Агентство выявляло пенсионеров и алкоголиков, и после определенной подготовительной работы их выселяли в деревни в обмен на квартиры. Выискивали таких по базам данных полиции и служб социальной помощи, расспрашивали по дворам, уговаривали, расписывали плюсы. Потом помогали с переездом, сами носили и расставляли мебель на новом месте. Доплачивали деньгами и водкой. И все равно оказывались в изрядном плюсе. Ради которого, собственно.
Директор тогда купил свою первую квартиру. Потом вторую, а Кирилл – первую и единственную, которая теперь осталась Кристине. Нынешняя квартира была не его, она досталась Алене от бабушки.
– Помню, – признает Алекс, – недовольных много было. Думаешь, ребенка могли похитить они или с их подачи? Отыграться решили?
– Если бы только ребенка…
Взгляд его тонет в заоконной мгле, плечи опускаются.
Растаявшее мороженное. Надо же так раскиснуть.
– К черту эмоции! Это война! Мне уйти? – Голос приятеля звенит на пороге грубости. По-другому никак. – Уже приходили с претензиями?
– Сначала многие. – Кирилл собирается с духом. – Потом перестали. Ездить дорого. – Он горько усмехается: – По-моему, им повезло – у конкурентов из «Провинции» прежние хозяева квартир просто исчезали. Иногда после передаточной подписи у нотариуса, иногда и до. И жаловаться потом некому. Мы же поступали по-человечески. И вот…

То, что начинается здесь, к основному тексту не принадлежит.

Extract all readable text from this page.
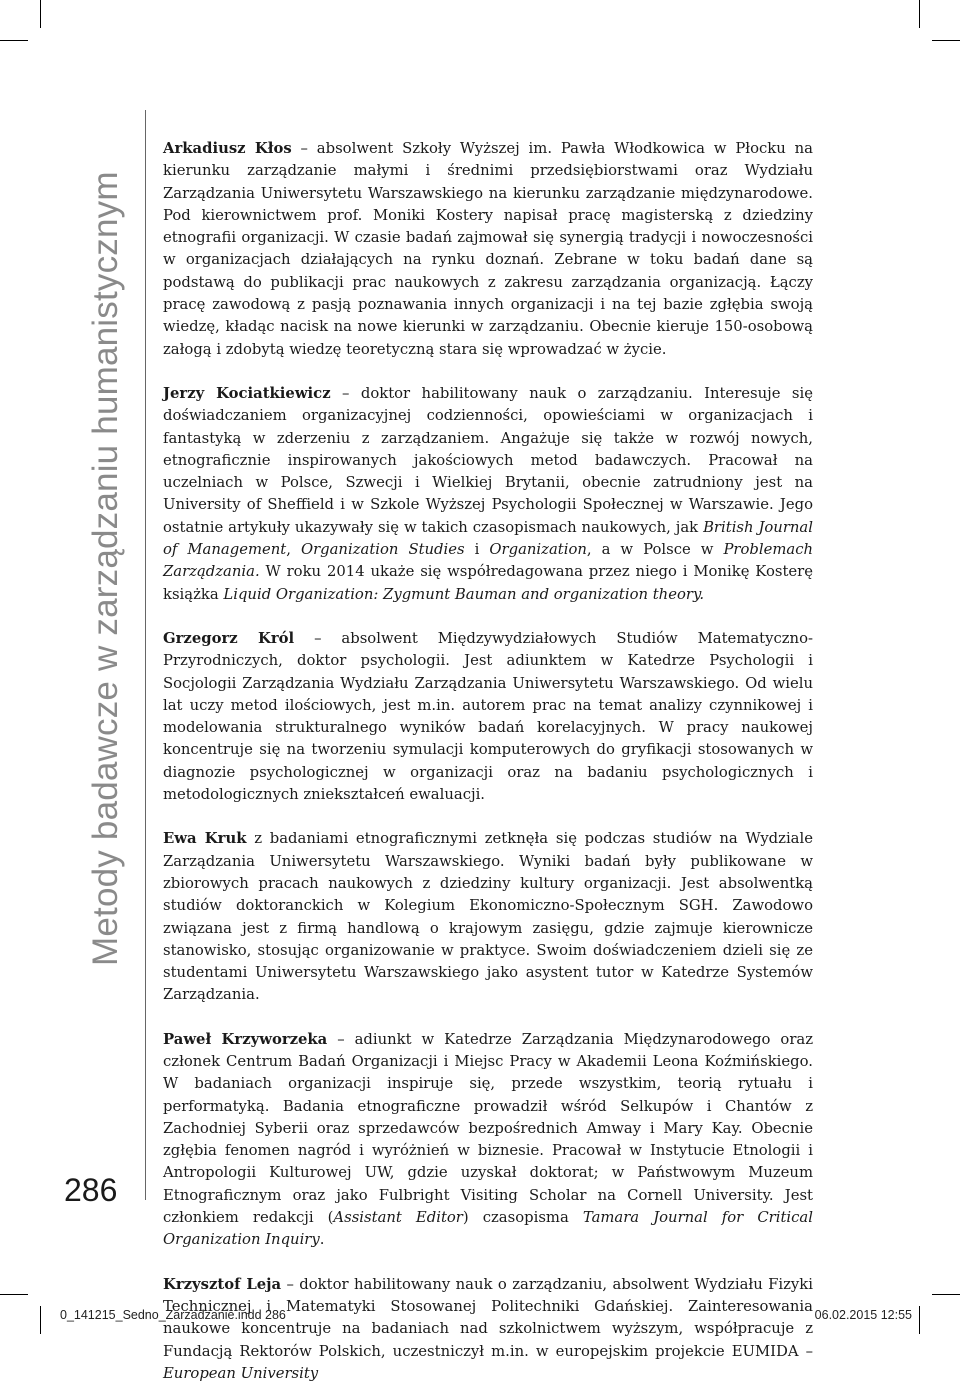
Metody badawcze w zarządzaniu humanistycznym
286

Arkadiusz Kłos – absolwent Szkoły Wyższej im. Pawła Włodkowica w Płocku na kierunku zarządzanie małymi i średnimi przedsiębiorstwami oraz Wydziału Zarządzania Uniwersytetu Warszawskiego na kierunku zarządzanie międzynarodowe. Pod kierownictwem prof. Moniki Kostery napisał pracę magisterską z dziedziny etnografii organizacji. W czasie badań zajmował się synergią tradycji i nowoczesności w organizacjach działających na rynku doznań. Zebrane w toku badań dane są podstawą do publikacji prac naukowych z zakresu zarządzania organizacją. Łączy pracę zawodową z pasją poznawania innych organizacji i na tej bazie zgłębia swoją wiedzę, kładąc nacisk na nowe kierunki w zarządzaniu. Obecnie kieruje 150-osobową załogą i zdobytą wiedzę teoretyczną stara się wprowadzać w życie.

Jerzy Kociatkiewicz – doktor habilitowany nauk o zarządzaniu. Interesuje się doświadczaniem organizacyjnej codzienności, opowieściami w organizacjach i fantastyką w zderzeniu z zarządzaniem. Angażuje się także w rozwój nowych, etnograficznie inspirowanych jakościowych metod badawczych. Pracował na uczelniach w Polsce, Szwecji i Wielkiej Brytanii, obecnie zatrudniony jest na University of Sheffield i w Szkole Wyższej Psychologii Społecznej w Warszawie. Jego ostatnie artykuły ukazywały się w takich czasopismach naukowych, jak British Journal of Management, Organization Studies i Organization, a w Polsce w Problemach Zarządzania. W roku 2014 ukaże się współredagowana przez niego i Monikę Kosterę książka Liquid Organization: Zygmunt Bauman and organization theory.

Grzegorz Król – absolwent Międzywydziałowych Studiów Matematyczno-Przyrodniczych, doktor psychologii. Jest adiunktem w Katedrze Psychologii i Socjologii Zarządzania Wydziału Zarządzania Uniwersytetu Warszawskiego. Od wielu lat uczy metod ilościowych, jest m.in. autorem prac na temat analizy czynnikowej i modelowania strukturalnego wyników badań korelacyjnych. W pracy naukowej koncentruje się na tworzeniu symulacji komputerowych do gryfikacji stosowanych w diagnozie psychologicznej w organizacji oraz na badaniu psychologicznych i metodologicznych zniekształceń ewaluacji.

Ewa Kruk z badaniami etnograficznymi zetknęła się podczas studiów na Wydziale Zarządzania Uniwersytetu Warszawskiego. Wyniki badań były publikowane w zbiorowych pracach naukowych z dziedziny kultury organizacji. Jest absolwentką studiów doktoranckich w Kolegium Ekonomiczno-Społecznym SGH. Zawodowo związana jest z firmą handlową o krajowym zasięgu, gdzie zajmuje kierownicze stanowisko, stosując organizowanie w praktyce. Swoim doświadczeniem dzieli się ze studentami Uniwersytetu Warszawskiego jako asystent tutor w Katedrze Systemów Zarządzania.

Paweł Krzyworzeka – adiunkt w Katedrze Zarządzania Międzynarodowego oraz członek Centrum Badań Organizacji i Miejsc Pracy w Akademii Leona Koźmińskiego. W badaniach organizacji inspiruje się, przede wszystkim, teorią rytuału i performatyką. Badania etnograficzne prowadził wśród Selkupów i Chantów z Zachodniej Syberii oraz sprzedawców bezpośrednich Amway i Mary Kay. Obecnie zgłębia fenomen nagród i wyróżnień w biznesie. Pracował w Instytucie Etnologii i Antropologii Kulturowej UW, gdzie uzyskał doktorat; w Państwowym Muzeum Etnograficznym oraz jako Fulbright Visiting Scholar na Cornell University. Jest członkiem redakcji (Assistant Editor) czasopisma Tamara Journal for Critical Organization Inquiry.

Krzysztof Leja – doktor habilitowany nauk o zarządzaniu, absolwent Wydziału Fizyki Technicznej i Matematyki Stosowanej Politechniki Gdańskiej. Zainteresowania naukowe koncentruje na badaniach nad szkolnictwem wyższym, współpracuje z Fundacją Rektorów Polskich, uczestniczył m.in. w europejskim projekcie EUMIDA – European University

0_141215_Sedno_Zarzadzanie.indd 286	06.02.2015 12:55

– Ясно, – резюмирует Алекс. – Надо поднять документацию, проверить всех.
– Маловероятно. Пенсионеры. Алкоголики. Не тот контингент.
– Ошибки в письме забыл?
Точно! Не дети, а эти! Очень даже.
– У кого-то могли объявиться несостоявшиеся наследники, которые обиделись на вашу деятельность. Сколько было таких сделок?
Кирилл задумывается.
– Порядка двух десятков, не больше. Это – всего. За последний год только три.
– Начнем с них. За адресами нужно в офис?
– Нет, все в компьютере. Здесь.
– Включай. И дай все данные по конкурентам. Особенно интересует их начальство. Насколько я в курсе, директор «Провинции» с вашим часто пересекается и, несмотря на конкуренцию, их связывают дружба или некие пока неизвестные нам интересы.
– Откуда информация? Я работаю в фирме, но такого не слышал.
Алекс отмахивается:
– У нас недавно приглядывали по чьей-то просьбе за этой «Провинцией» – тамошние ребята нехорошо обошлись с человеком, у которого оказались связи. Подключили нас. Все закончилось миром, кто-то кому-то заплатил неустойку, а нам – процент и надбавку за накладные расходы. Лично я в этом деле не участвовал, только помог с обработкой некоторых записей. Машина главного из фирмы-конкурента периодически стояла в районе дома Горского, но не у ворот, а всегда где-то поблизости, словно встречи были тайными. Честно говоря, меня это удивило, потому и запомнилось. Вот и прошу вспомнить каждую мелочь, которая покажется подозрительной. Нам сейчас любая зацепка поможет.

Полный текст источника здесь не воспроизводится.